In other words, storeowners looking for scoops and snow shovels now might find themselves out of luck as this winter progresses.
Though it took some digging, Hartstone was able to locate a supply of snow shovels and scoops from a Quebec manufacturer. He received a shipment of those about a week ago and still had plenty on hand Monday.
Roof rakes, however, proved more of a challenge for area retailers.
“If I would have had 300, I would have sold them all,” Broadway Hardware manager Brent Hopkins said Monday.
The long-handled rakes, which enable homeowners to remove snow from their roofs without having to climb up there, are in even higher demand than snow scoops and shovels.
Hopkins speculated that this might be due to the relative heaviness of the snow that has fallen so far this winter.

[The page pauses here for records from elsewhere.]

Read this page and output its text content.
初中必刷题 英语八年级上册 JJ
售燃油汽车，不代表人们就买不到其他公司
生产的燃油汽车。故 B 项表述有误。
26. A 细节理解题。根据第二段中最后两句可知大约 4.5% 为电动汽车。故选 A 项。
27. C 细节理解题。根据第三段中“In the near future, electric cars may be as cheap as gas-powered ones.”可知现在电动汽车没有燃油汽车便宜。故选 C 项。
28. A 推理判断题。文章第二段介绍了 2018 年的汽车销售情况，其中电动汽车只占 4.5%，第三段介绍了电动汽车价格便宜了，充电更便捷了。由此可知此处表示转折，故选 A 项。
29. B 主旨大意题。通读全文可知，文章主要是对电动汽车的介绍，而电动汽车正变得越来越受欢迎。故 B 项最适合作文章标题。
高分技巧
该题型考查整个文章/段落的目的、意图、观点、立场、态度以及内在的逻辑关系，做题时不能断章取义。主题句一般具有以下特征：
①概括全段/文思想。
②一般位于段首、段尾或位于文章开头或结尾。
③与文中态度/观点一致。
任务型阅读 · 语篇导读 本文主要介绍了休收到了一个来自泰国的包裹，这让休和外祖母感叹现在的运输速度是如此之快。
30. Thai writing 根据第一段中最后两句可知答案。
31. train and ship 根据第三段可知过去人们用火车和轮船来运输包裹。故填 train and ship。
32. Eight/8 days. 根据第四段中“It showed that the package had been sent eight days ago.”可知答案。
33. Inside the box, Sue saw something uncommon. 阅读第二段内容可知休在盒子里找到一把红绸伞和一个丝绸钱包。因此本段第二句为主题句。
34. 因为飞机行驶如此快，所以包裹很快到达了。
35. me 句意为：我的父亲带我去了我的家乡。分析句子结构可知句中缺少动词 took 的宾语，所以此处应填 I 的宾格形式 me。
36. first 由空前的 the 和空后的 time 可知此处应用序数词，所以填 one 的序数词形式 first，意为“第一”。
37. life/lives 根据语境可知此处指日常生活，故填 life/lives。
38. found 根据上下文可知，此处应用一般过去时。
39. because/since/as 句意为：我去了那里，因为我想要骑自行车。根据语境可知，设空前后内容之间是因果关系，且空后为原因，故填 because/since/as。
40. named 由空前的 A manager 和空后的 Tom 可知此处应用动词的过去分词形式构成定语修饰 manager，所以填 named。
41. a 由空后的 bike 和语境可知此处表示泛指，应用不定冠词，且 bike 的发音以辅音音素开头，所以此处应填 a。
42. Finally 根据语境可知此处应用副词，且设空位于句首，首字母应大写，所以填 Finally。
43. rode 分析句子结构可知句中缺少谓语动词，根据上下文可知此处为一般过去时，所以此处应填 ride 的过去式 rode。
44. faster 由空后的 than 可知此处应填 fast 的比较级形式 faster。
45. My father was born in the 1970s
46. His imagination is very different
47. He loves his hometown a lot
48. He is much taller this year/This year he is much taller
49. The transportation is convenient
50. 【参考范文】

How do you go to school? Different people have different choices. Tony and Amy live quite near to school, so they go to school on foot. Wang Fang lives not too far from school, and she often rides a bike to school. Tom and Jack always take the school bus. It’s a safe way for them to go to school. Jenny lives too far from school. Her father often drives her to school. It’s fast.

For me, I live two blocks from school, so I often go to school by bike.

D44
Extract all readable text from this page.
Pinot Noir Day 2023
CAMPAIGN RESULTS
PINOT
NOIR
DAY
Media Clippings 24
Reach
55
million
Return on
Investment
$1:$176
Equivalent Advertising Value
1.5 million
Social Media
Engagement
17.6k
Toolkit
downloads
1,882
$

Larry Crooker, an assistant manager at The Home Depot in Bangor, said his store ran out of roof rakes shortly after the snow began to fall last month, but that a shipment of 200 rakes had arrived on Sunday night.
“We’ve sold close to 100 today,” Crooker said at midafternoon on Monday.
“It has been crazy,” he said, adding that last year, the store sold so few rakes that they were offered at an end-of-season discount in the spring.
With his supply of roof rakes beginning to dwindle last month, Hartstone had to make numerous calls, eventually finding an allotment in Reno, Nev.
Monday found Hartstone arranging to get them shipped to his Bangor store.
Rock salt, however, has been harder to obtain, noted Crooker of The Home Depot.
“We’ve been out for about three weeks,” he said.
The store has not sold out of shovels, scoops or snow blowers, Crooker said.
That, however, could change if the current snowfall trend continues.